Bürgermeisterin Gabriele Janowsky berichtete von einer Besichtigung der Gräben in den Ortsteilen Kettershausen, Tafertshofen und Zaiertshofen zusammen mit Jens Franke vom Landschaftspflegeverband Unterallgäu. „In unserem Gemeindegebiet besteht ein höheres Aufkommen seltener Libellen sowie Fledermäuse“, so Janowsky. Dadurch habe die Gemeinde große Chancen auf einen Zuschuss, sodass die Pflege der wesentlichen Gräben zukünftig vermutlich durch den Verband gefördert werden könne.

Europaweite Verantwortung für das Überleben

Der Fördermittelantrag sei bereits gestellt worden und durchlaufe gerade die Prüfungsstellen. Dies sagte Jens Franke auf Nachfrage der IZ. Beantragt sei ein 90-prozentiger Zuschuss. Der Geschäftsführer des Landschaftspflegeverbandes teilte mit, dass in Kettershausen 37 Libellenarten nachgewiesen worden seien, fast die Hälfte aller bundesweit vorkommenden Arten (80). „Am bedeutendsten ist die Helm-Azurjungfer, eine vom Aussterben bedrohte Art, für deren Überleben Bayern eine europaweite Verantwortung hat“, sagte Franke. Weitere stark gefährdete Libellenarten, die in den Kettershauser Fluren vorkommen, seien zudem die Keilfleck-Mosaikjungfer, der Frühe Schilfjäger sowie der Kleine Blaupfeil. Sieben Fledermausarten – deutschlandweit gibt es 27 – sind in Kettershausen nachgewiesen, wobei die Große Bartfledermaus und die Fransenfledermaus besonders bedroht seien. Von fast vegetationsfreien bis hin zu stark zugewachsenen Gräben, von langsam bis zu sehr schnell fließendem Wasser – wie Franke erläuterte, liebten Libellen die unterschiedlichen Kleingewässertypen der Gräben in Kettershausen.

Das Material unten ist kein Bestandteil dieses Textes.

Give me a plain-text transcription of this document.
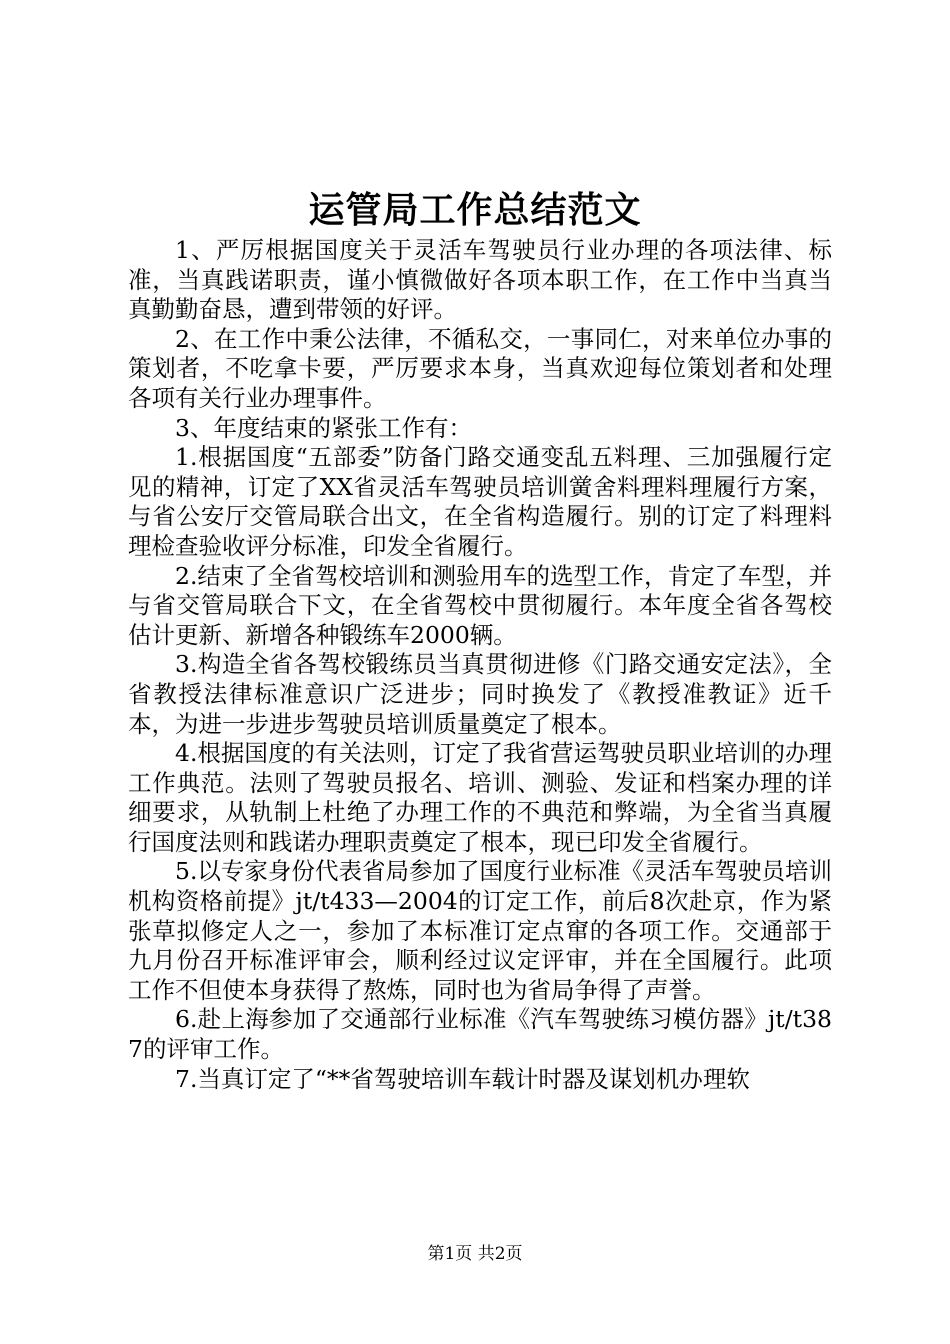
运管局工作总结范文

1、严厉根据国度关于灵活车驾驶员行业办理的各项法律、标准，当真践诺职责，谨小慎微做好各项本职工作，在工作中当真当真勤勤奋恳，遭到带领的好评。

2、在工作中秉公法律，不循私交，一事同仁，对来单位办事的策划者，不吃拿卡要，严厉要求本身，当真欢迎每位策划者和处理各项有关行业办理事件。

3、年度结束的紧张工作有：

1.根据国度“五部委”防备门路交通变乱五料理、三加强履行定见的精神，订定了XX省灵活车驾驶员培训黉舍料理料理履行方案，与省公安厅交管局联合出文，在全省构造履行。别的订定了料理料理检查验收评分标准，印发全省履行。

2.结束了全省驾校培训和测验用车的选型工作，肯定了车型，并与省交管局联合下文，在全省驾校中贯彻履行。本年度全省各驾校估计更新、新增各种锻练车2000辆。

3.构造全省各驾校锻练员当真贯彻进修《门路交通安定法》，全省教授法律标准意识广泛进步；同时换发了《教授准教证》近千本，为进一步进步驾驶员培训质量奠定了根本。

4.根据国度的有关法则，订定了我省营运驾驶员职业培训的办理工作典范。法则了驾驶员报名、培训、测验、发证和档案办理的详细要求，从轨制上杜绝了办理工作的不典范和弊端，为全省当真履行国度法则和践诺办理职责奠定了根本，现已印发全省履行。

5.以专家身份代表省局参加了国度行业标准《灵活车驾驶员培训机构资格前提》jt/t433—2004的订定工作，前后8次赴京，作为紧张草拟修定人之一，参加了本标准订定点窜的各项工作。交通部于九月份召开标准评审会，顺利经过议定评审，并在全国履行。此项工作不但使本身获得了熬炼，同时也为省局争得了声誉。

6.赴上海参加了交通部行业标准《汽车驾驶练习模仿器》jt/t387的评审工作。

7.当真订定了“**省驾驶培训车载计时器及谋划机办理软

第1页 共2页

Denn „je abwechslungsreicher ein Lebensraumtyp auftritt, desto mehr Nischen sind für die Tier- und Pflanzenwelt geboten“. Dieser Artenreichtum solle zukünftig durch gezielte Pflege noch mehr gefördert werden. Brennnesseln und Schilfgewächse etwa sollten blütenreichen Bach- und Grabenufern weichen. Das locke Blüten suchende Insekten an. Diese wiederum stehen auf dem Speiseplan der Fledermäuse und – so ergänzte Franke – auch der selten gewordenen Uferschwalbe, die es ebenfalls in Kettershausen noch gibt.